Für 2.000 Euro bekommst du eine Schweizer Automatikuhr mit COSC-Chronometer-Zertifikat, Saphirglas mit 9 Mohs-Härte und 60 Stunden Gangreserve. Das war 2010 noch eine Preisklasse, in der nur Quarz-Werke oder fernöstliche Mechaniken zu haben waren. Heute liefern Tissot, Hamilton, Longines und Mido auf diesem Niveau ab. Wer weiß, worauf es ankommt, kauft hier mehr Uhr als in jeder anderen Preisklasse.
Die folgenden acht Modelle haben sich in Tests, Sammlerforen und am Handgelenk bewährt. Alle: Schweizer Manufaktur oder Schweizer Werk, Automatik, in dieser Reihenfolge nach Charakter geordnet, nicht nach Rangfolge.
1. Tissot PRX Powermatic 80 (rund 750 EUR)

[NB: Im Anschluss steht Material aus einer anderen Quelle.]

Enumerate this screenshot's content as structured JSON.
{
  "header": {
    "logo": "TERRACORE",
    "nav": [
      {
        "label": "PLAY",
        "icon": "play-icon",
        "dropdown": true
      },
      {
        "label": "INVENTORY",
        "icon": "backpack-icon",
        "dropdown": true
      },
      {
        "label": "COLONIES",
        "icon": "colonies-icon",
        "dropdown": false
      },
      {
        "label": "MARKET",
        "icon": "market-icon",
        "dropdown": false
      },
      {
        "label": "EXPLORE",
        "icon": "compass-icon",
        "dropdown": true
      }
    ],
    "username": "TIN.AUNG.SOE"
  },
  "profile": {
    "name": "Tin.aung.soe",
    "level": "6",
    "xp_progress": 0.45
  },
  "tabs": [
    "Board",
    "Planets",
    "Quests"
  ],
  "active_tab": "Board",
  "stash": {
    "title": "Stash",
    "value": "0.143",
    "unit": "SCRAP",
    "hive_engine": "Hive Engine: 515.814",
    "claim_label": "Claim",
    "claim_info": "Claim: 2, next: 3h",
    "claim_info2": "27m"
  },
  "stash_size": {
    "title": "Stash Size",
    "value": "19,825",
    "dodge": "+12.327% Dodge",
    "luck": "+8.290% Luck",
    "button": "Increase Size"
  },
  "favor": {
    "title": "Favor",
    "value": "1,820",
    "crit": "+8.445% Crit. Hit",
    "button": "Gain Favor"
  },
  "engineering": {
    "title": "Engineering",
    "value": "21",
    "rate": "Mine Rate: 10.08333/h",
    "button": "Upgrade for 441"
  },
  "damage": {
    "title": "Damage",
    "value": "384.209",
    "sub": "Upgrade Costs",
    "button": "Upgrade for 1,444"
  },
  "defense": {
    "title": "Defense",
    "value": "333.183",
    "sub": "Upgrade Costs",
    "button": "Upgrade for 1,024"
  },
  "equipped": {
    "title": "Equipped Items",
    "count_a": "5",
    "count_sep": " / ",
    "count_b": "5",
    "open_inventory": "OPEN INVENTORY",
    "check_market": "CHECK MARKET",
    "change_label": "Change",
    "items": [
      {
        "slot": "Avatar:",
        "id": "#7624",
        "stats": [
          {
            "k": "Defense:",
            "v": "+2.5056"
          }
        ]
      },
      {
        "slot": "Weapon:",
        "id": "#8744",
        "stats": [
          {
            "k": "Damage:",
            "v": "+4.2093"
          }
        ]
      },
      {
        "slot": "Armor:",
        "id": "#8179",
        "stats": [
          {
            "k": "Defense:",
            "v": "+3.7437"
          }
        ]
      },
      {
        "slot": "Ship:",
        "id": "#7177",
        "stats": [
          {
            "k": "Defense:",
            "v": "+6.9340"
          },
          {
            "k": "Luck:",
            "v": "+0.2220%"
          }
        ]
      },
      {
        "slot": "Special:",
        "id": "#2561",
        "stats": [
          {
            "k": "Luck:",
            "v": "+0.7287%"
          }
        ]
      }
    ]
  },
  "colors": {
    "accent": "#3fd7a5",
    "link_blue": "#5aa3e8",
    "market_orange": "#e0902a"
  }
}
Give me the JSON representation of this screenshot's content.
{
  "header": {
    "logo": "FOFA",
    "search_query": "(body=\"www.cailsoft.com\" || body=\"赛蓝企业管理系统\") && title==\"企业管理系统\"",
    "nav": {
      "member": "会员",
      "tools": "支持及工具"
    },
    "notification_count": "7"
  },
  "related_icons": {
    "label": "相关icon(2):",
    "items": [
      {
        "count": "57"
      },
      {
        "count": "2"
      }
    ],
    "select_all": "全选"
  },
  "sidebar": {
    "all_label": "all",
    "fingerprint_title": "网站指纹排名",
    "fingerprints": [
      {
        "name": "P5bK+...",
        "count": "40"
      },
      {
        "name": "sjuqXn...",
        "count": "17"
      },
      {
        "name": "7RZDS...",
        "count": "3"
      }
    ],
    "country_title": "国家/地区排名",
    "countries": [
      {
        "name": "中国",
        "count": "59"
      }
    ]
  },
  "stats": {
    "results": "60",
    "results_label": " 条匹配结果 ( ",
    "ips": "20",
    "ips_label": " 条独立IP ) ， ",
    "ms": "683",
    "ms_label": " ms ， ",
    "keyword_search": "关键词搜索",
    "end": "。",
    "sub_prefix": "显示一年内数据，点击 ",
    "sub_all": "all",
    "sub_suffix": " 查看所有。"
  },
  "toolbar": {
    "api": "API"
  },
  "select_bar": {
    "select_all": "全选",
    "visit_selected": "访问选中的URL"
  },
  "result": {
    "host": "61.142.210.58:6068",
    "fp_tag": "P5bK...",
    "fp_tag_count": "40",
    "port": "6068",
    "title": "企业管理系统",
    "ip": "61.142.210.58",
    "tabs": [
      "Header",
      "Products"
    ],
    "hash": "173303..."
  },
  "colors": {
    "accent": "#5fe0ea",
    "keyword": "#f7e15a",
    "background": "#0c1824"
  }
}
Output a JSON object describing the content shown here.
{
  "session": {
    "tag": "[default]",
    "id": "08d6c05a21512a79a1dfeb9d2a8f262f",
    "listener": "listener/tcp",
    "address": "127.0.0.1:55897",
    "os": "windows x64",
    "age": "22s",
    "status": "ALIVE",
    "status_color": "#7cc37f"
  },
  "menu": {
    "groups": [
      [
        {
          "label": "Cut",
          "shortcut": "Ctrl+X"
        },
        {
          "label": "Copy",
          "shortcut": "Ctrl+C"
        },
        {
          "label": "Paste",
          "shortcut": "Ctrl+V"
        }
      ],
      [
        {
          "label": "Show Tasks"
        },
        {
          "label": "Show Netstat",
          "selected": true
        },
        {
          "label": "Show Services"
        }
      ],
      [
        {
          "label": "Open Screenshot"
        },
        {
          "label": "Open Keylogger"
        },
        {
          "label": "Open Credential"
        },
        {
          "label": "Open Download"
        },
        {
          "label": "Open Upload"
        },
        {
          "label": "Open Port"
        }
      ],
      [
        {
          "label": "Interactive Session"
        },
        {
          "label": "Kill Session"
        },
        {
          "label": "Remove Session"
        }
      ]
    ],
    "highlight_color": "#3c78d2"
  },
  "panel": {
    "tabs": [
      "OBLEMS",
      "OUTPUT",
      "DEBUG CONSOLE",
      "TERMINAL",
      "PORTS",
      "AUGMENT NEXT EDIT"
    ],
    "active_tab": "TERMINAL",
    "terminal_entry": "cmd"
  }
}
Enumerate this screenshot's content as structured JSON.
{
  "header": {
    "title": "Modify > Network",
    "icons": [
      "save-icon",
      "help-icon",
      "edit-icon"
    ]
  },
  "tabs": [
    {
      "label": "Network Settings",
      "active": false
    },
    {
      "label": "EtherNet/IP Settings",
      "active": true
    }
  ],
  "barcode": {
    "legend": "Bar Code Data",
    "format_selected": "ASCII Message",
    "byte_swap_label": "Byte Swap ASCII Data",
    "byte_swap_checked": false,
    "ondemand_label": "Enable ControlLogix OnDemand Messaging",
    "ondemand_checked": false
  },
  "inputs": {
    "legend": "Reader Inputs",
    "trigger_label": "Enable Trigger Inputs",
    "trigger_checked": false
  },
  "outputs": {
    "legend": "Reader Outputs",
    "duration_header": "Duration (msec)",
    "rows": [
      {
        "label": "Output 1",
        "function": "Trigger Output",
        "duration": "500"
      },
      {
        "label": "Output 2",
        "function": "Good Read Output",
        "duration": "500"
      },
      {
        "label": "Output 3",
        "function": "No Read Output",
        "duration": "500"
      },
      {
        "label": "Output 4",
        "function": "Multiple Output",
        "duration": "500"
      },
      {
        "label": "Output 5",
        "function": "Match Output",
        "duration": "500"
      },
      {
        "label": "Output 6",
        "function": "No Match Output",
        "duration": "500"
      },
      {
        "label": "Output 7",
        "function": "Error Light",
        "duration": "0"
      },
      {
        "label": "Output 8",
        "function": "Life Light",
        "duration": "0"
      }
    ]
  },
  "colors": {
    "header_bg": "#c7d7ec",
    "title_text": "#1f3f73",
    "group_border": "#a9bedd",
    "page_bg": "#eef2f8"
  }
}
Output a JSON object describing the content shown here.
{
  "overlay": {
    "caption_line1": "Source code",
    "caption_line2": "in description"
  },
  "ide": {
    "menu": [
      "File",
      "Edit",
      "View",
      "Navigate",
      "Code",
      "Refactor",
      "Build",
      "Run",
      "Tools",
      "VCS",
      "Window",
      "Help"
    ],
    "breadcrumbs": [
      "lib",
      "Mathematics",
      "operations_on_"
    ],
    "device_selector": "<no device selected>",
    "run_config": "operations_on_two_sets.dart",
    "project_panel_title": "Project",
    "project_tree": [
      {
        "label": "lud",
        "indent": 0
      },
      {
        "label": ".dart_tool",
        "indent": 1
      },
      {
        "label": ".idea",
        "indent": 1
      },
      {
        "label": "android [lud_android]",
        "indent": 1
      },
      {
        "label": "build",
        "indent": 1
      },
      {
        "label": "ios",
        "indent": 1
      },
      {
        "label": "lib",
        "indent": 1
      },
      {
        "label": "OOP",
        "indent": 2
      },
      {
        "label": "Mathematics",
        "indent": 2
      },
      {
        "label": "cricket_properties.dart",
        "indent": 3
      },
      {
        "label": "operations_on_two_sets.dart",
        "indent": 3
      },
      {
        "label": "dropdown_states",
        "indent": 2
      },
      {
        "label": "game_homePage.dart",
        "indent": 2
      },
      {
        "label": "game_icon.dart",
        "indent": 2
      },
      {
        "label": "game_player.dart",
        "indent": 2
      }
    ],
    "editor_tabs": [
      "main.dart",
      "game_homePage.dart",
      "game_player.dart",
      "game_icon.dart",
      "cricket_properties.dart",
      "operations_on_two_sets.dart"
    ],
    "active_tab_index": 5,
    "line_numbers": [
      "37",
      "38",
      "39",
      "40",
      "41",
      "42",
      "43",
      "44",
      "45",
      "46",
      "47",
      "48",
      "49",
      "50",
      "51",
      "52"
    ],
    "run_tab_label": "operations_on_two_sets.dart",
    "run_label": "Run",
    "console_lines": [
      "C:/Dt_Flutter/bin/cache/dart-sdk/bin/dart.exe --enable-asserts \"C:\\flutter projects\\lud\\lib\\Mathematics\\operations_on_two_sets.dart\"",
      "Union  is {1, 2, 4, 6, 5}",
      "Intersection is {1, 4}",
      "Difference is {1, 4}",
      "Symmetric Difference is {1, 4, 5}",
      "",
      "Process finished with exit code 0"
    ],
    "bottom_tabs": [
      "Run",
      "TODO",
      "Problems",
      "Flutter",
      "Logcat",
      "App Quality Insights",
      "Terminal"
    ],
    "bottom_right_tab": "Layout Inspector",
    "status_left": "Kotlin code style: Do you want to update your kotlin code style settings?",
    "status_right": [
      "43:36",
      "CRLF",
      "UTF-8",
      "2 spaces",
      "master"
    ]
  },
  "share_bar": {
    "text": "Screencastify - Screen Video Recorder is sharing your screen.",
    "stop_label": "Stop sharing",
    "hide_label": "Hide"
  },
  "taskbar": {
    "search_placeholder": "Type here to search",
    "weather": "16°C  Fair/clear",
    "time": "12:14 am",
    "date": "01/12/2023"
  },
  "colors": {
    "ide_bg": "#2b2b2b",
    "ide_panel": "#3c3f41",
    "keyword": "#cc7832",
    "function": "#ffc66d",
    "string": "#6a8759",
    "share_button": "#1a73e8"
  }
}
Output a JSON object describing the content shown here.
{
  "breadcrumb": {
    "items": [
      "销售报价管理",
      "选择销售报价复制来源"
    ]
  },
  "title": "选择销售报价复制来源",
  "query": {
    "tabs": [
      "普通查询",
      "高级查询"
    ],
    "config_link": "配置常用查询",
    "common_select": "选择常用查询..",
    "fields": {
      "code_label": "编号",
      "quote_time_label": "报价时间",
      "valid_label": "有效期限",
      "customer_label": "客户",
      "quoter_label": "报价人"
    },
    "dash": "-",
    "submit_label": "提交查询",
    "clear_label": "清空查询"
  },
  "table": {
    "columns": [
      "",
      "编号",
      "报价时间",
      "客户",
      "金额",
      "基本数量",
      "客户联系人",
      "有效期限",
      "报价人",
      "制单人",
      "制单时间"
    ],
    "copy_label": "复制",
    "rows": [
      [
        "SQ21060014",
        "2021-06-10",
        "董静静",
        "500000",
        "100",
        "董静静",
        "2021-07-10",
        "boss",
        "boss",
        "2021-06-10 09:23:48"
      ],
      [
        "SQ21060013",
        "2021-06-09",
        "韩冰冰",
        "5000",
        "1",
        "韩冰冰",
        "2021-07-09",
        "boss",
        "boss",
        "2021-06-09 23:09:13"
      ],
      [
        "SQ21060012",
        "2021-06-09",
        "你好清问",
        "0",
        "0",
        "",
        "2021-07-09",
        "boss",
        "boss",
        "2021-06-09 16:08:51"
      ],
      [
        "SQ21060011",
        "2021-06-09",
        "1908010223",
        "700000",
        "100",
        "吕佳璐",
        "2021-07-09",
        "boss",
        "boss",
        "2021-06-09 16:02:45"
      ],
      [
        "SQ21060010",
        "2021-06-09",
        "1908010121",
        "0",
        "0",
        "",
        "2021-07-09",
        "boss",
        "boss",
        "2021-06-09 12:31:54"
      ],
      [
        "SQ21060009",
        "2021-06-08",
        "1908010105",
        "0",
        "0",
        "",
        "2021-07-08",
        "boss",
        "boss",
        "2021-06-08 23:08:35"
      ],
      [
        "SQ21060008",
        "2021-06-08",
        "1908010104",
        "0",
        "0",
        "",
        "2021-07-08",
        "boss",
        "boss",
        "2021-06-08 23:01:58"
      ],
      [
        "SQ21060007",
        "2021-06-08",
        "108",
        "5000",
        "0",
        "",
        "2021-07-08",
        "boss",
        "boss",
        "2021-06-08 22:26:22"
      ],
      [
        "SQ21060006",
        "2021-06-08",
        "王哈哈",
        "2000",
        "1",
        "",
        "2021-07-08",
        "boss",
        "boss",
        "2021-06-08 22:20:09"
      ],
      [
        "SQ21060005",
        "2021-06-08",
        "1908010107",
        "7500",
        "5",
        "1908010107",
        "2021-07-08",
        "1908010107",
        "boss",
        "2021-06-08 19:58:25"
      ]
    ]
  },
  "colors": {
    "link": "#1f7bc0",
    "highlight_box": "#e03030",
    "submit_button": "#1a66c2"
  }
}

Die PRX hat 2021 das Genre der integrierten Bandgehäuse-Uhren neu definiert: Royal-Oak-Optik zum Bruchteil des Preises. 40 mm Stahl-Gehäuse, integriertes Edelstahl-Band, Powermatic-80-Werk mit 80 Stunden Gangreserve (eines der besten in der Preisklasse), Saphirglas. Die Ausführung ist auf einem Niveau, das man unter 2.000 Euro selten findet.
Schwächen: Das ETA-2824-2-basierte Werk ist solide, aber kein Manufaktur-Kaliber. Wer das stört, schaut weiter. Wer es als Alltagsuhr versteht, die elegant zum Anzug passt und am Wochenende ein Polo-Shirt nicht entwertet, findet hier wenig Konkurrenz.
2. Hamilton Khaki Field Mechanical (rund 600 EUR)
Eine der wenigen Schweizer Uhren in dieser Preisklasse mit Handaufzug: die Khaki Field Mechanical. 38 mm Gehäuse, militärisch-puristisches Zifferblatt, H-50-Werk mit 80 Stunden Gangreserve. Das Tragegefühl ist klassisch, das Design zeitlos seit den 60er-Jahren.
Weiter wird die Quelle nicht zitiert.